Add a .bss-like scheme for encoded const allocs

2025-06-05 11:48:30 +00:00 · 2025-02-16 16:16:41 -05:00 · 2025-02-16 16:16:41 -05:00 · b75b67fa4a
commit b75b67fa4a
parent 3b022d8cee
2 changed files with 117 additions and 4 deletions
--- a/compiler/rustc_abi/src/lib.rs
+++ b/compiler/rustc_abi/src/lib.rs
@ -791,7 +791,7 @@ impl Align {
    }
    #[inline]
-    pub fn bytes(self) -> u64 {
+    pub const fn bytes(self) -> u64 {
        1 << self.pow2
    }
@ -801,7 +801,7 @@ impl Align {
    }
    #[inline]
-    pub fn bits(self) -> u64 {
+    pub const fn bits(self) -> u64 {
        self.bytes() * 8
    }
--- a/compiler/rustc_middle/src/mir/interpret/allocation.rs
+++ b/compiler/rustc_middle/src/mir/interpret/allocation.rs
@ -15,7 +15,9 @@ use provenance_map::*;
 use rustc_abi::{Align, HasDataLayout, Size};
 use rustc_ast::Mutability;
 use rustc_data_structures::intern::Interned;
-use rustc_macros::{HashStable, TyDecodable, TyEncodable};
+use rustc_macros::HashStable;
 use rustc_serialize::{Decodable, Encodable};
 use rustc_type_ir::{TyDecoder, TyEncoder};
 use super::{
    AllocId, BadBytesAccess, CtfeProvenance, InterpErrorKind, InterpResult, Pointer,
@ -77,7 +79,7 @@ impl AllocBytes for Box<[u8]> {
 /// module provides higher-level access.

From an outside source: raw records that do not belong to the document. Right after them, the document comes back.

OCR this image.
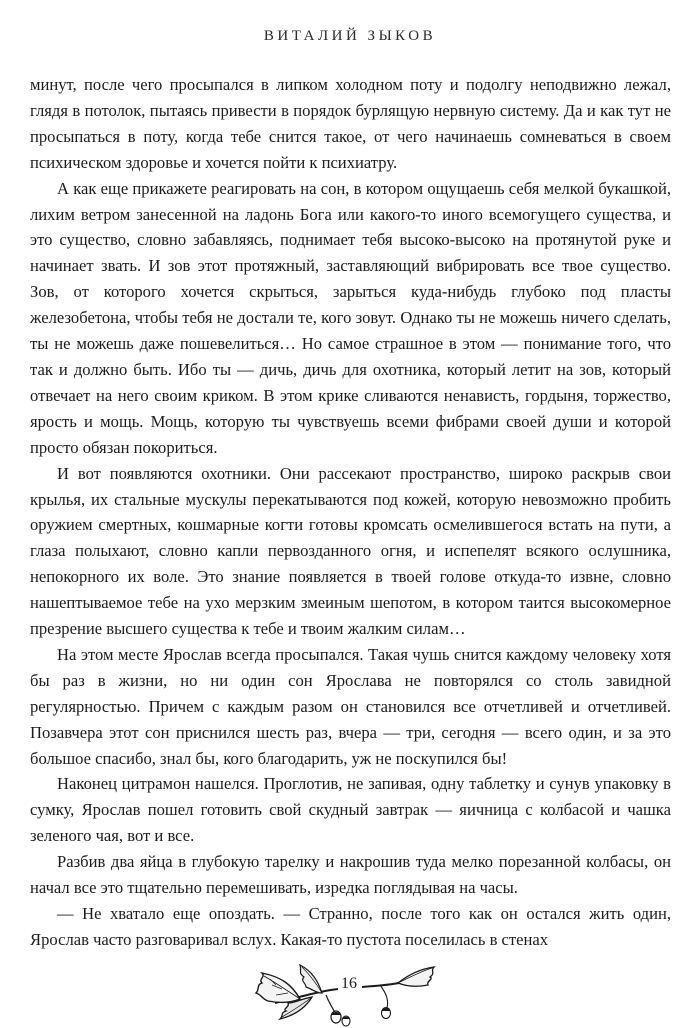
ВИТАЛИЙ ЗЫКОВ

минут, после чего просыпался в липком холодном поту и подолгу неподвижно лежал, глядя в потолок, пытаясь привести в порядок бурлящую нервную систему. Да и как тут не просыпаться в поту, когда тебе снится такое, от чего начинаешь сомневаться в своем психическом здоровье и хочется пойти к психиатру.

А как еще прикажете реагировать на сон, в котором ощущаешь себя мелкой букашкой, лихим ветром занесенной на ладонь Бога или какого-то иного всемогущего существа, и это существо, словно забавляясь, поднимает тебя высоко-высоко на протянутой руке и начинает звать. И зов этот протяжный, заставляющий вибрировать все твое существо. Зов, от которого хочется скрыться, зарыться куда-нибудь глубоко под пласты железобетона, чтобы тебя не достали те, кого зовут. Однако ты не можешь ничего сделать, ты не можешь даже пошевелиться… Но самое страшное в этом — понимание того, что так и должно быть. Ибо ты — дичь, дичь для охотника, который летит на зов, который отвечает на него своим криком. В этом крике сливаются ненависть, гордыня, торжество, ярость и мощь. Мощь, которую ты чувствуешь всеми фибрами своей души и которой просто обязан покориться.

И вот появляются охотники. Они рассекают пространство, широко раскрыв свои крылья, их стальные мускулы перекатываются под кожей, которую невозможно пробить оружием смертных, кошмарные когти готовы кромсать осмелившегося встать на пути, а глаза полыхают, словно капли первозданного огня, и испепелят всякого ослушника, непокорного их воле. Это знание появляется в твоей голове откуда-то извне, словно нашептываемое тебе на ухо мерзким змеиным шепотом, в котором таится высокомерное презрение высшего существа к тебе и твоим жалким силам…

На этом месте Ярослав всегда просыпался. Такая чушь снится каждому человеку хотя бы раз в жизни, но ни один сон Ярослава не повторялся со столь завидной регулярностью. Причем с каждым разом он становился все отчетливей и отчетливей. Позавчера этот сон приснился шесть раз, вчера — три, сегодня — всего один, и за это большое спасибо, знал бы, кого благодарить, уж не поскупился бы!

Наконец цитрамон нашелся. Проглотив, не запивая, одну таблетку и сунув упаковку в сумку, Ярослав пошел готовить свой скудный завтрак — яичница с колбасой и чашка зеленого чая, вот и все.

Разбив два яйца в глубокую тарелку и накрошив туда мелко порезанной колбасы, он начал все это тщательно перемешивать, изредка поглядывая на часы.

— Не хватало еще опоздать. — Странно, после того как он остался жить один, Ярослав часто разговаривал вслух. Какая-то пустота поселилась в стенах

16
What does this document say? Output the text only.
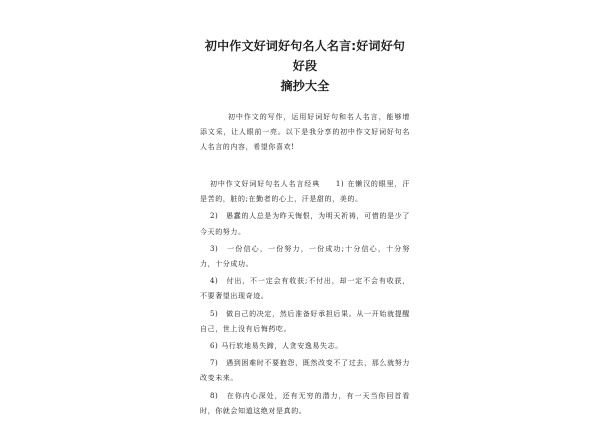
初中作文好词好句名人名言:好词好句好段
摘抄大全
初中作文的写作，运用好词好句和名人名言，能够增添文采，让人眼前一亮。以下是我分享的初中作文好词好句名人名言的内容，希望你喜欢!

初中作文好词好句名人名言经典　　1) 在懒汉的眼里，汗是苦的，脏的;在勤者的心上，汗是甜的，美的。

2)　愚蠢的人总是为昨天悔恨，为明天祈祷，可惜的是少了今天的努力。

3)　一份信心，一份努力，一份成功;十分信心，十分努力，十分成功。

4)　付出，不一定会有收获;不付出，却一定不会有收获，不要奢望出现奇迹。

5)　做自己的决定，然后准备好承担后果。从一开始就提醒自己，世上没有后悔药吃。

6) 马行软地易失蹄，人贪安逸易失志。

7)　遇到困难时不要抱怨，既然改变不了过去，那么就努力改变未来。

8)　在你内心深处，还有无穷的潜力，有一天当你回首看时，你就会知道这绝对是真的。
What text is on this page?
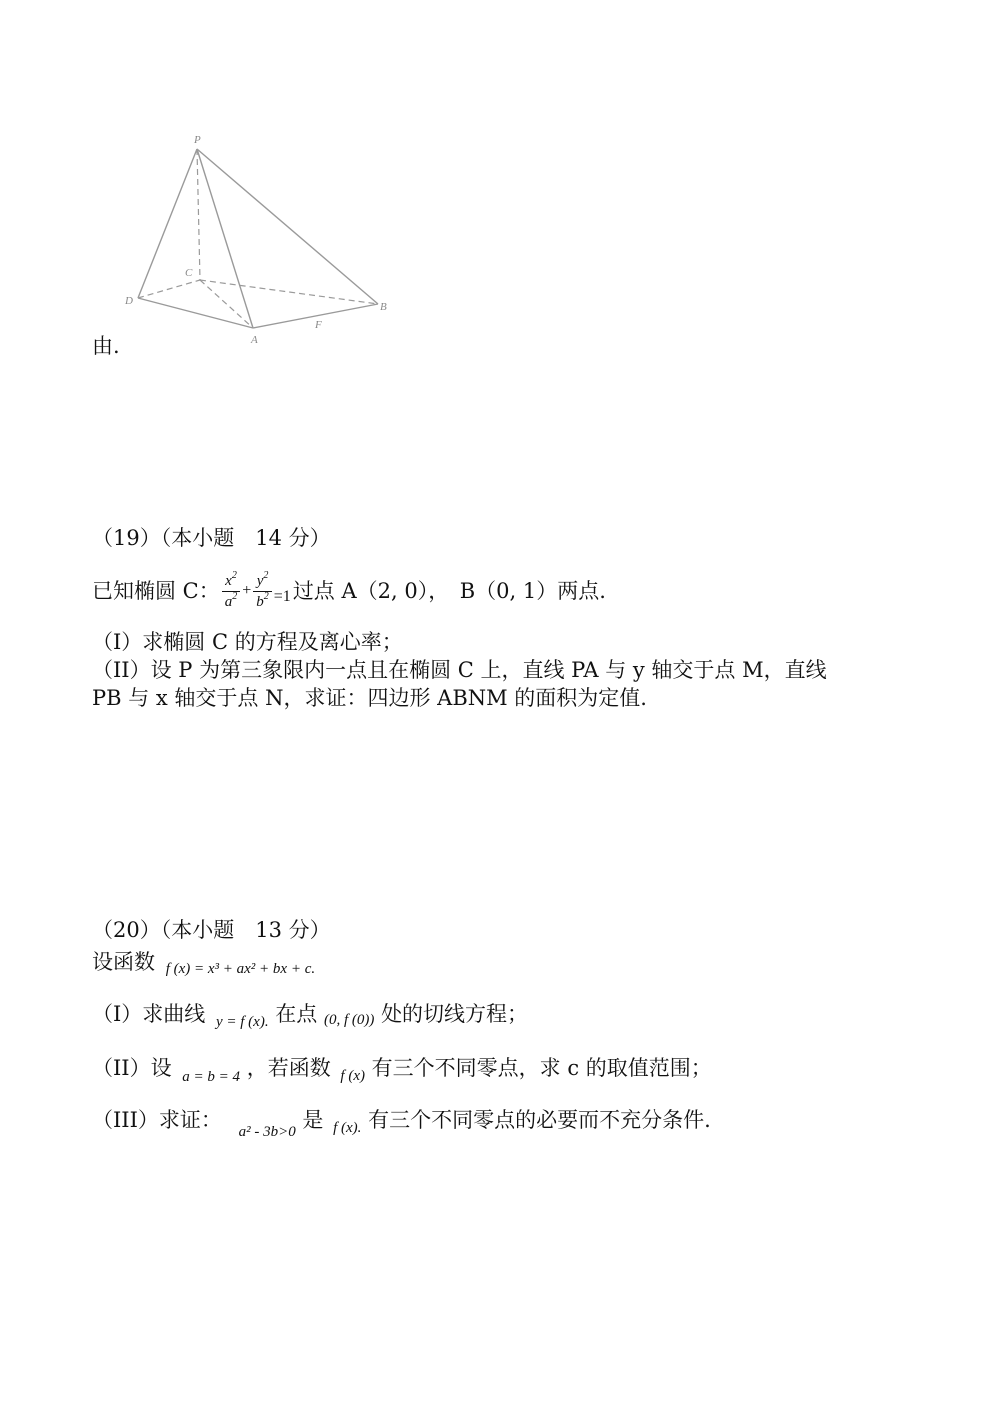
P
C
D
A
F
B
由.
（19）（本小题　14 分）
已知椭圆 C： $\frac{x^2}{a^2} + \frac{y^2}{b^2} =1$ 过点 A（2, 0），　B（0, 1）两点.
（I）求椭圆 C 的方程及离心率；
（II）设 P 为第三象限内一点且在椭圆 C 上，直线 PA 与 y 轴交于点 M，直线
PB 与 x 轴交于点 N，求证：四边形 ABNM 的面积为定值.
（20）（本小题　13 分）
设函数 f (x) = x³ + ax² + bx + c.
（I）求曲线 $_{y = f (x).}$ 在点 (0, f (0)) 处的切线方程；
（II）设 $_{a = b = 4}$ ，若函数 $_{f (x)}$ 有三个不同零点，求 c 的取值范围；
（III）求证： $_{a^2 - 3b>0}$ 是 $_{f (x).}$ 有三个不同零点的必要而不充分条件.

 // Note: for performance reasons when interning, some of the `Allocation` fields can be partially
 // hashed. (see the `Hash` impl below for more details), so the impl is not derived.
-#[derive(Clone, Eq, PartialEq, TyEncodable, TyDecodable)]
+#[derive(Clone, Eq, PartialEq)]
 #[derive(HashStable)]
 pub struct Allocation<Prov: Provenance = CtfeProvenance, Extra = (), Bytes = Box<[u8]>> {
    /// The actual bytes of the allocation.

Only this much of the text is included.